Akten, in die nach § 760 die Einsicht zu gewähren ist, sind neben den Kostenbelegen für mehrere zusammen durchgeführte Vollstreckungssachen, gemeinsame Belegblätter bei Sammelakten sowie die Register nach § 47 GVO (Schuschke/Walker/Walker § 760 Rz 4 mwN; aA Zö/Seibel § 760 Rz 1: keine Einsichtnahme, da nur rein innerdienstliche Funktion), ebenso das Pfändungsprotokoll nach § 762 (ThoPu/Seiler § 760 Rz 2). Einsichtnahme in die Akten wird dem berechtigten Personenkreis (s Rn 2) und ihren Bevollmächtigten nur in Anwesenheit des GV gewährt (§ 60 Nr 1 S 3 GVO).

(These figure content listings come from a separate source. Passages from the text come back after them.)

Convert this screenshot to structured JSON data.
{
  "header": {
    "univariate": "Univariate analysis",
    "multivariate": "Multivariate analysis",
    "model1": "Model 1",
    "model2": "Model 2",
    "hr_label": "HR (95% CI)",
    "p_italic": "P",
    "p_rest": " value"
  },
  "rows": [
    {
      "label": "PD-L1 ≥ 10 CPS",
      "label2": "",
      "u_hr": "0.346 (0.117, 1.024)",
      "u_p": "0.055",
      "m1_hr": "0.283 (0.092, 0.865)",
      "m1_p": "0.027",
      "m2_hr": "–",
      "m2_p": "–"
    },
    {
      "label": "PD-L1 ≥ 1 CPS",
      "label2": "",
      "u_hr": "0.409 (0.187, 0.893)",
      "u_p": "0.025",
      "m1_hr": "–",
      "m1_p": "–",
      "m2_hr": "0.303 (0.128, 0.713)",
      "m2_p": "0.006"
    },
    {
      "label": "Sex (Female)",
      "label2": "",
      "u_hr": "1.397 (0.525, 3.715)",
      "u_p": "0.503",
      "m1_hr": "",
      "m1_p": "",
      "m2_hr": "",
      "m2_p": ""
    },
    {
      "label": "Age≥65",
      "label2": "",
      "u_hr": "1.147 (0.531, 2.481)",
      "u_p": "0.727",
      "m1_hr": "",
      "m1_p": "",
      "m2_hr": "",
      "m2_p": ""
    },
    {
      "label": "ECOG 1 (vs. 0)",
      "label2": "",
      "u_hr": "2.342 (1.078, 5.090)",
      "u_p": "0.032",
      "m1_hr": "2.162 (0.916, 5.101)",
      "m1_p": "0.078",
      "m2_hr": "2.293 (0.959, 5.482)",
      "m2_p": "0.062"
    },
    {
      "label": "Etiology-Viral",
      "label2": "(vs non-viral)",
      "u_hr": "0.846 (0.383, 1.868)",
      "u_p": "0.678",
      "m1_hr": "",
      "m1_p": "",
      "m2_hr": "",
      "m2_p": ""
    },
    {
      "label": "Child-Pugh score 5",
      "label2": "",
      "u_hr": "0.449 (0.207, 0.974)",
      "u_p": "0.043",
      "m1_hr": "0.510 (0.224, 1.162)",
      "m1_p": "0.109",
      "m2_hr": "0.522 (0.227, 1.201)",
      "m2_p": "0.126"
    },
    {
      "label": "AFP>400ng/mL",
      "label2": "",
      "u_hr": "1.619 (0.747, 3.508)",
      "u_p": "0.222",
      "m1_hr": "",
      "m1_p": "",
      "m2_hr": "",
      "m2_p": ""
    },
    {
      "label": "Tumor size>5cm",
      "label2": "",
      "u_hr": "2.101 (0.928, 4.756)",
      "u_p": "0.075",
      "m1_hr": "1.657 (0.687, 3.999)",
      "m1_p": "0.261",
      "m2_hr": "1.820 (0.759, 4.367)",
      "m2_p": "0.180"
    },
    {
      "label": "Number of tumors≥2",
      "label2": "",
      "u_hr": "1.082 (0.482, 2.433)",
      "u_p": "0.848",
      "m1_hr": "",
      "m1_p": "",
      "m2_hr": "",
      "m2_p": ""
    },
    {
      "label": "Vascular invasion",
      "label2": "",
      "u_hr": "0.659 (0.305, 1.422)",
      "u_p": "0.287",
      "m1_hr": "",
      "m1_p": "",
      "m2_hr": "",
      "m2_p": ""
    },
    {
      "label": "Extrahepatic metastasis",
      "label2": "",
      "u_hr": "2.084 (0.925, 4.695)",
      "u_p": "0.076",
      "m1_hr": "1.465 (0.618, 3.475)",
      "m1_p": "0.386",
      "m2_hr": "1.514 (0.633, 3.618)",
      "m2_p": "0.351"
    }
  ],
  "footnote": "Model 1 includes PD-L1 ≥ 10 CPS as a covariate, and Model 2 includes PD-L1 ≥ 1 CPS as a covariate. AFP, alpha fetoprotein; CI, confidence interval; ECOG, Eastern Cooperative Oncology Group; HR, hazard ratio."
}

Eine Versendung der Akten kommt dagegen nicht in Betracht (AG Berlin-Charlottenburg DGVZ 78, 159). Nach § 760 S 2 kann Einsicht auch in eine elektronische Akte genommen werden. Sie erfolgt entweder durch die Gewährung einer Online-Akteneinsicht (s zur elektronischen Akteneinsicht in Prozessakten § 299 III) oder durch die Erteilung von Ausdrucken der elektronischen Dokumente (Degen NJW 08, 1475). Ein Anhörungsrecht der übrigen Beteiligten besteht vor der Gewährung der Akteneinsicht oder der Erteilung der Protokollabschriften nicht (Schuschke/Walker/Walker § 760 Rz 7).

D. Rechtsbehelfe.

 

Rn 4

Wird die Einsicht in die Akten oder die Erteilung von Abschriften insgesamt oder in Teilen verweigert, steht den beteiligten Personen dagegen die Erinnerung nach § 766 zu, ebenso aus Gründen des Datenschutzes gegen die Gewährung der Akteneinsicht und Abschrifterteilung (Musielak/Voit/Lackmann § 760 Rz 5). Der GV selbst hat gegen die einer Erinnerung stattgebende Entscheidung keinen Rechtsbehelf (Schuschke/Walker/Walker § 760 Rz 6).